The Appeals Court shared:
‘The First Amendment does not permit a public official who utilizes a social media account for all manner of official purposes to exclude persons from an otherwise-open online dialog because they expressed views with which the official disagrees.’
The case was brought by the Knight First Amendment Institute at Columbia University on behalf of just over half a dozen people that the president had blocked on Twitter. Despite the Justice Department railing against Buchwald’s previous ruling as supposedly “fundamentally misconceived,” they can not get away from the fact that Trump does in fact use his personal Twitter feed for key announcements related to his presidency. He’s gotten so extreme and drastic on his feed that he has now at least twice threatened an adversarial country with annihilation on the platform! What if a soldier in the reserves would like to know right away whether they might get called up to fight in some overseas struggle? It’s an extreme example — but so is Trump when it comes to presidents, and it illustrates the point.

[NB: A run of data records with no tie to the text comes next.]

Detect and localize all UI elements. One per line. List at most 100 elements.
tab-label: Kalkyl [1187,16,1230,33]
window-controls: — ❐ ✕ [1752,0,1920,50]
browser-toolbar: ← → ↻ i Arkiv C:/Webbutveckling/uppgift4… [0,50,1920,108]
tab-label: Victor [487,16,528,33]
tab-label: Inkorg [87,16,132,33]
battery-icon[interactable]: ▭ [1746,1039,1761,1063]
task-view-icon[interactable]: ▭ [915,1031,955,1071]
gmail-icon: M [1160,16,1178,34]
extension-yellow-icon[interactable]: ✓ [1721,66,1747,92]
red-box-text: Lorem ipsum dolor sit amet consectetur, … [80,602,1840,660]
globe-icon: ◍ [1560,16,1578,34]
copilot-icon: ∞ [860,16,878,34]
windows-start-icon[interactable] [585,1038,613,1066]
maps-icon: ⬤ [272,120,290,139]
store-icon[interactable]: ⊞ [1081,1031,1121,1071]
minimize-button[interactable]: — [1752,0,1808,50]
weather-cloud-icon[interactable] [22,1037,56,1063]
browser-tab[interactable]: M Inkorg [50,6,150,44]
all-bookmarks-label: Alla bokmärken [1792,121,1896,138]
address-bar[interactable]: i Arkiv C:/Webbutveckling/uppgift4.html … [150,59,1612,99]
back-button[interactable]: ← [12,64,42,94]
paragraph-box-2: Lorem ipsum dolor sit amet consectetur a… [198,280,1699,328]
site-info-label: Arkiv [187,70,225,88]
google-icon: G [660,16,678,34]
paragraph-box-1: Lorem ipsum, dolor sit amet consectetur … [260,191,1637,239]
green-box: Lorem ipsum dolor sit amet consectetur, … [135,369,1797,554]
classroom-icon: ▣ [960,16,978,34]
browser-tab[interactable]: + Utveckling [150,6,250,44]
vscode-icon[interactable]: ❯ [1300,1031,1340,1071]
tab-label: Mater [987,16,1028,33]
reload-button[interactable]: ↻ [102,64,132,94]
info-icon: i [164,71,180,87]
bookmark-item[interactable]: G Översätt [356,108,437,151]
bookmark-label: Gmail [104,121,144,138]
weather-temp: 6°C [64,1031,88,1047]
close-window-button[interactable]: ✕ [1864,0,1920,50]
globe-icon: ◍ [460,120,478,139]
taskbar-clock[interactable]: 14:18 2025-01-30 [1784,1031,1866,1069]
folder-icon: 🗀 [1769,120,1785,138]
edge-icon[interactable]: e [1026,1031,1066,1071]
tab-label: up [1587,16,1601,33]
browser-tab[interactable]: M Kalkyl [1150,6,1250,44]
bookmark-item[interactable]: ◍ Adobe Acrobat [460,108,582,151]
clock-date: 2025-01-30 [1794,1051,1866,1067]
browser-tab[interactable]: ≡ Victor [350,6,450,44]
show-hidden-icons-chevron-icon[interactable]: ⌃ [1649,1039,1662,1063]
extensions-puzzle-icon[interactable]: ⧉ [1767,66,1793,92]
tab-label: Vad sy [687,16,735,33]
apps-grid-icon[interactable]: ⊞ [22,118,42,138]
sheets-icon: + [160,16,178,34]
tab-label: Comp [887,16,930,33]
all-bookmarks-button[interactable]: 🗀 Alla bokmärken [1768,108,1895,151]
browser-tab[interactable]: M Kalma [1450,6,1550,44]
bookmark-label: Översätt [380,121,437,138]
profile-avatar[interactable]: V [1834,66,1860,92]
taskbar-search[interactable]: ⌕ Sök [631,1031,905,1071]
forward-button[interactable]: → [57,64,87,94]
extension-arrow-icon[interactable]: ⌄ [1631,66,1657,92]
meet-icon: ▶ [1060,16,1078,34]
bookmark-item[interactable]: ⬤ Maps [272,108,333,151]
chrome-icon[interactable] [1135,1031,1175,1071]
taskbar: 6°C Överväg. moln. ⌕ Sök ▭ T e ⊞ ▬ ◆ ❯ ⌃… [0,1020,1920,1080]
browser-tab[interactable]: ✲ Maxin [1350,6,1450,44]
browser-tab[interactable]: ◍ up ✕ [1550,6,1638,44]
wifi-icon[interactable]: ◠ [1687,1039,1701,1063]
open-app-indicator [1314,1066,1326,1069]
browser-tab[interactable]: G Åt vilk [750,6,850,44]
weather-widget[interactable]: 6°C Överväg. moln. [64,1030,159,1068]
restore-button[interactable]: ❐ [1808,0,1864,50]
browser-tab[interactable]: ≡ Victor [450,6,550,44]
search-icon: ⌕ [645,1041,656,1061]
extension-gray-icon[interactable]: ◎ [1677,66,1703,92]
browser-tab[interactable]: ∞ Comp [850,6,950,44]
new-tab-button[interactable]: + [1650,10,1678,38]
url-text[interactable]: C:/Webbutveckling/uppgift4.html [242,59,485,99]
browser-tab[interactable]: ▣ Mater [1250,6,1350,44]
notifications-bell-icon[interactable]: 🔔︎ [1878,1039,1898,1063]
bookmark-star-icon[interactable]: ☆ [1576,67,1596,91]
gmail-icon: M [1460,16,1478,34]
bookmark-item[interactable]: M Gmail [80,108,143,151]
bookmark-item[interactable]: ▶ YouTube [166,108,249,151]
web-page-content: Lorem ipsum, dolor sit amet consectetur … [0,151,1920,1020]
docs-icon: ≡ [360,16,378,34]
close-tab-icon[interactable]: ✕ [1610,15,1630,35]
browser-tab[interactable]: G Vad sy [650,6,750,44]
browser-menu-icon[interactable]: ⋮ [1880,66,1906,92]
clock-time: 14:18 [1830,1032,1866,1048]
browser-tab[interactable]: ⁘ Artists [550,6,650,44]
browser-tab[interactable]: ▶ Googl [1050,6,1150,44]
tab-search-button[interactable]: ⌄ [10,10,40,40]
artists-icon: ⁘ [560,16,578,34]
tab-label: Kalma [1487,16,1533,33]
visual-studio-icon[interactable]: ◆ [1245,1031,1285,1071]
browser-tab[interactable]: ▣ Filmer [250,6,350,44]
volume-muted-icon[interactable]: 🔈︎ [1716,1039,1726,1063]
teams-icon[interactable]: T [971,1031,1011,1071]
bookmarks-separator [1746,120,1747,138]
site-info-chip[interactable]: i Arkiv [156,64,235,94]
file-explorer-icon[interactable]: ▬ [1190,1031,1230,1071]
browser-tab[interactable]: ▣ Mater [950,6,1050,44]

Ironically, Trump has himself expressed (unfounded) public concern about access to his account, essentially confirming that it’s part of an attention-worthy public forum. Without producing essentially any evidence, he has repeatedly claimed that people have struggled to “join” — meaning follow — his account, and he has turned this possible simple technical glitch into supposed evidence of some deeply rooted conspiracy among social media companies against conservatives. It’s not that deep though.
Also ironically, Trump’s Twitter engagement has actually fallen throughout his time in office, even as the pace with which he’s posted to the platform has increased. Although in the six months ending in late May, he tweeted an average of 284 times a month, his engagements hit a level corresponding to only 0.16 percent of his actual following. That’s down from an engagement rate of a little over 0.5 percent that he had on the platform the month he was elected.
Still, there’s no sign Trump is going to give up the Twitter habit anytime soon. The 2020 presidential campaign is just getting into full swing at this point, and two of the top Democratic contenders (Bernie Sanders and Joe Biden) have polled as much as 10 percent ahead in hypothetical general election match-ups. In other words, Trump has a lot of work to do.